Thomas Traumann, um consultor político brasileiro, disse por telefone que a saída de Chapman poderia sinalizar mais pressão dos EUA sobre o Brasil em relação a questões ambientais.

Mais importante, disse Traumann, Chapman é visto no Brasil como pró-Trump e pró-Bolsonaro, o que teria limitado sua capacidade de fazer incursões com adversários à candidatura de Bolsonaro à reeleição em 2022.

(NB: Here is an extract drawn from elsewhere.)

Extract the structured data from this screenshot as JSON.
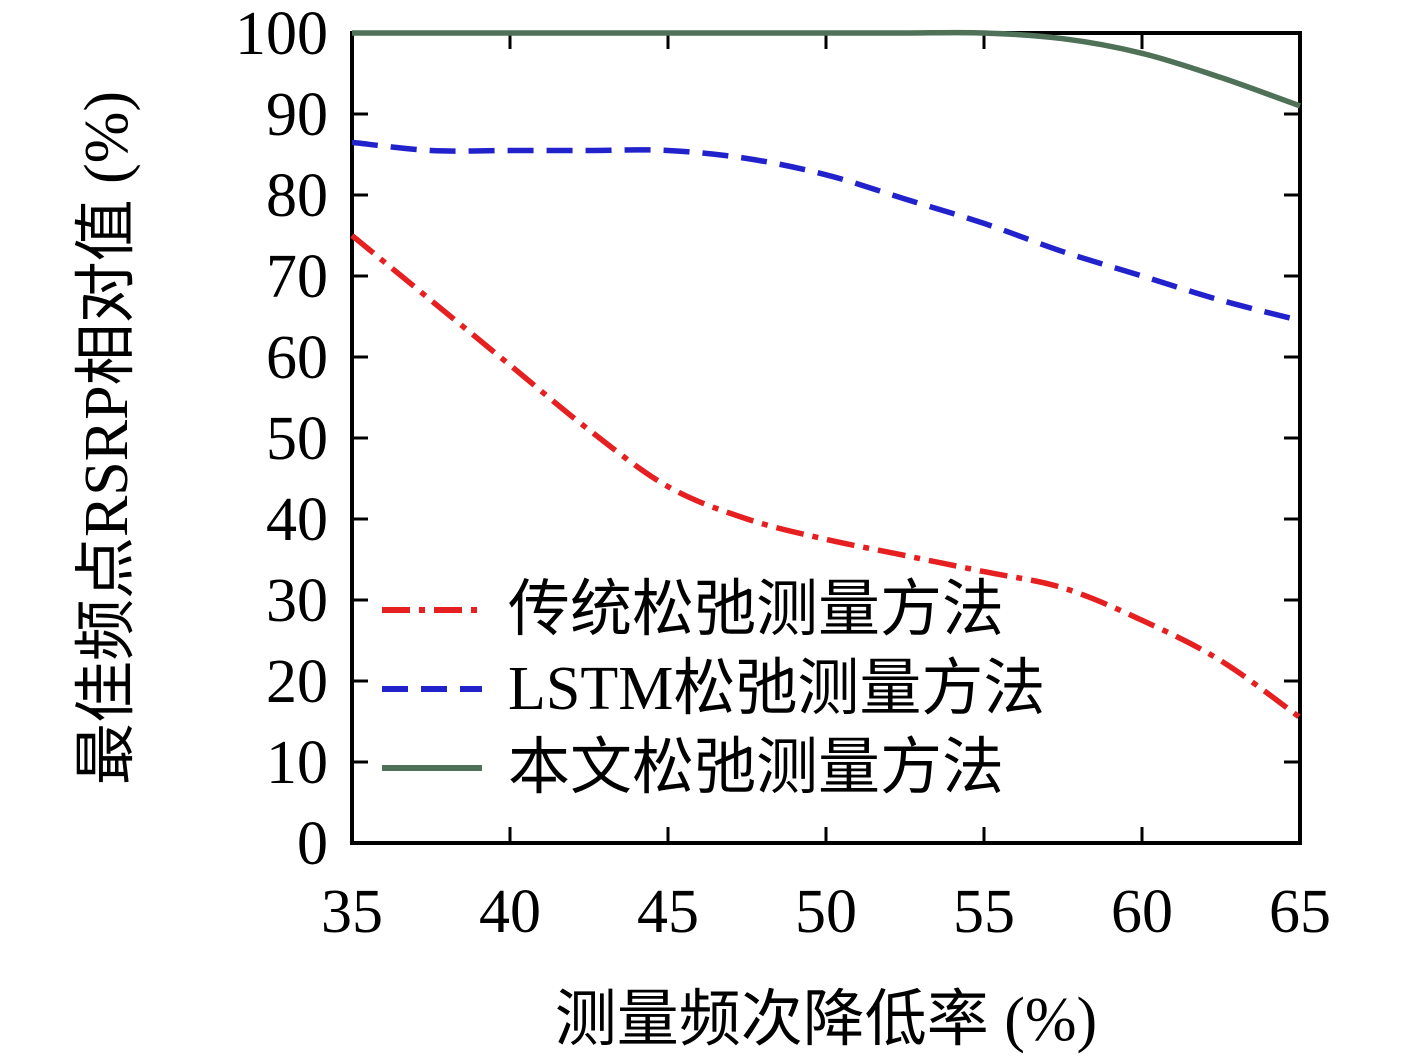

Chapman foi subchefe da missão da Embaixada dos Estados Unidos em Brasília de 2011 a 2014 e embaixador dos Estados Unidos no Equador antes disso. Em uma carreira diplomática de três décadas, ele foi destacado para o Afeganistão, Nigéria e Taiwan. O nativo do Texas destacou em sua declaração que serviu sob três presidentes democratas e três republicanos.

“Em minha carta ao presidente Biden”, escreveu ele. “Desejei-lhe as bênçãos de Deus de sabedoria e força ao liderar o povo americano.”